The entry from Albania to Greece is done in 15 minutes and we are already back in the EU. Shortly after the border we discover a beautiful bathing lake with a super campsite. There we stay for two days and enjoy ourselves. Except for a few anglers from the nearby village, no one disturbs our idyll.
Until 1991 Albania was still a communist dictatorship and only accessible for group tours. Only at the end of the 90s the political system collapsed. Today, public order is stable and everything goes its more or less regular course. Christians and Muslims live in peaceful coexistence and everywhere you are welcomed with warmth and helpfulness.
We cross the border at the Shkodra lake and put us there first on a camping site. The lake does not invite to swim because of the many seaweeds, but to compensate the restaurant offers a delicious Albanian cuisine at prices like we had 20 years ago, such as a pizza Margaritha for three, and a large beer for 1.50 euros. No wonder the MOMO kitchen stays cold with this offer.
Actually, our vehicle was supposed to be on its way to South Africa by freighter at that time. Unfortunately, we had to postpone this plan a few months. We could have managed the Corona issue, but not the unrest and looting, which reminds us more of a country in anarchy and not of a relaxed travel destination. So we wait for the further development and make us first on the way in the direction of Greece.
On Monday, August 2, MOMO and we are ready to go and we quickly drive through the Tauern tunnel with a first stop at the Faaker See in Carinthia. In Bled, Slovenia, we take a break for a few days at a nice campsite on the river and pass the time with hiking and biking at temperatures around 20 degrees and rain, rain, rain.
After we spent a good week on the Ile de Ré on the Atlantic coast in France, we continue our trip across the country via Limoges to Toulon. On the way we will have a few days break at the beautiful Lac de Pareloup before we take the night ferry to Sardinia on 9.9.
Arrived in France we follow the coastline which is sometimes not so easy. The crossings are very narrow and often closed for more than 7,5to.

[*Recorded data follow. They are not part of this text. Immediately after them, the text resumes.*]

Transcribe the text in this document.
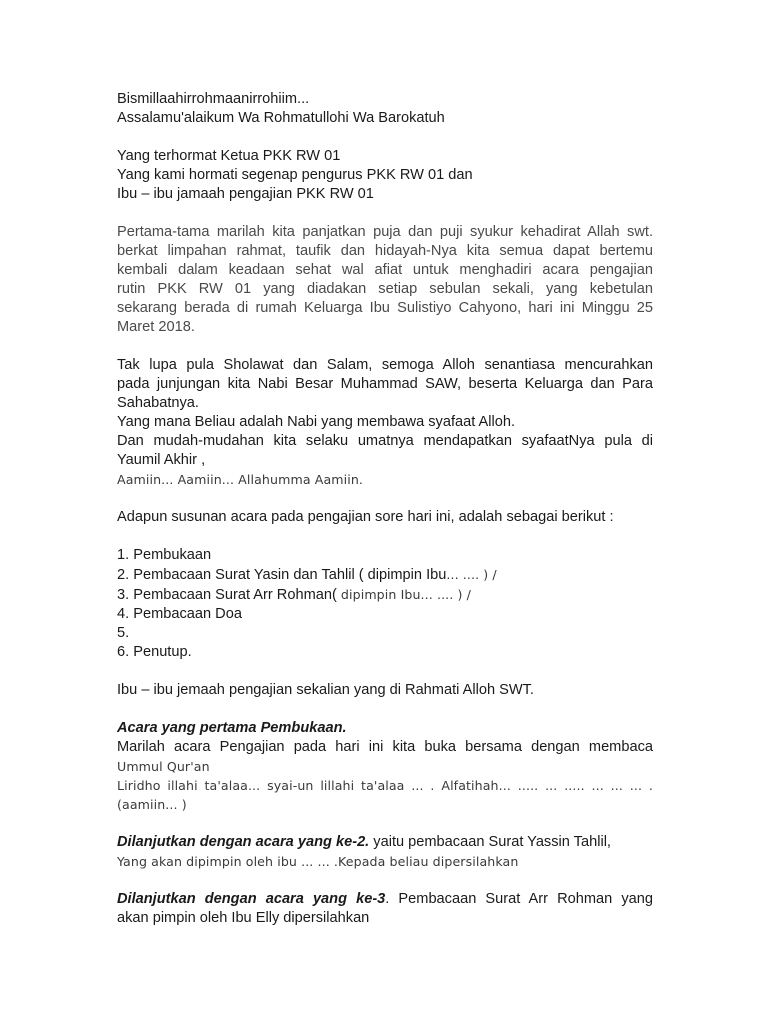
Bismillaahirrohmaanirrohiim...
Assalamu'alaikum Wa Rohmatullohi Wa Barokatuh
Yang terhormat Ketua PKK RW 01
Yang kami hormati segenap pengurus PKK RW 01 dan
Ibu – ibu jamaah pengajian PKK RW 01
Pertama-tama marilah kita panjatkan puja dan puji syukur kehadirat Allah swt.
berkat limpahan rahmat, taufik dan hidayah-Nya kita semua dapat bertemu
kembali dalam keadaan sehat wal afiat untuk menghadiri acara pengajian
rutin PKK RW 01 yang diadakan setiap sebulan sekali, yang kebetulan
sekarang berada di rumah Keluarga Ibu Sulistiyo Cahyono, hari ini Minggu 25
Maret 2018.
Tak lupa pula Sholawat dan Salam, semoga Alloh senantiasa mencurahkan
pada junjungan kita Nabi Besar Muhammad SAW, beserta Keluarga dan Para
Sahabatnya.
Yang mana Beliau adalah Nabi yang membawa syafaat Alloh.
Dan mudah-mudahan kita selaku umatnya mendapatkan syafaatNya pula di
Yaumil Akhir ,
Aamiin... Aamiin... Allahumma Aamiin.
Adapun susunan acara pada pengajian sore hari ini, adalah sebagai berikut :
1. Pembukaan
2. Pembacaan Surat Yasin dan Tahlil ( dipimpin Ibu... .... ) /
3. Pembacaan Surat Arr Rohman( dipimpin Ibu... .... ) /
4. Pembacaan Doa
5.
6. Penutup.
Ibu – ibu jemaah pengajian sekalian yang di Rahmati Alloh SWT.
Acara yang pertama Pembukaan.
Marilah acara Pengajian pada hari ini kita buka bersama dengan membaca
Ummul Qur'an
Liridho illahi ta'alaa... syai-un lillahi ta'alaa ... . Alfatihah... ..... ... ..... ... ... ... .
(aamiin... )
Dilanjutkan dengan acara yang ke-2. yaitu pembacaan Surat Yassin Tahlil,
Yang akan dipimpin oleh ibu ... ... .Kepada beliau dipersilahkan
Dilanjutkan dengan acara yang ke-3. Pembacaan Surat Arr Rohman yang
akan pimpin oleh Ibu Elly dipersilahkan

We have to ignore this and hope for the best. South of Bologne-sur-mer a huge dune landscape begins where we look for a nice place for a few days directly in the dunes. The endless sandy beach becomes 500 meters wide at low tide and exposes the mussel beds which are laid out over a length of 3 km. Every day the mussels are picked from the trunks with tractors and a special grab arm. Everywhere you can still see the bunkers of the Atlantic Wall from the Second World War which the Germans left here. Here we enjoy the loneliness and a week of doing nothing.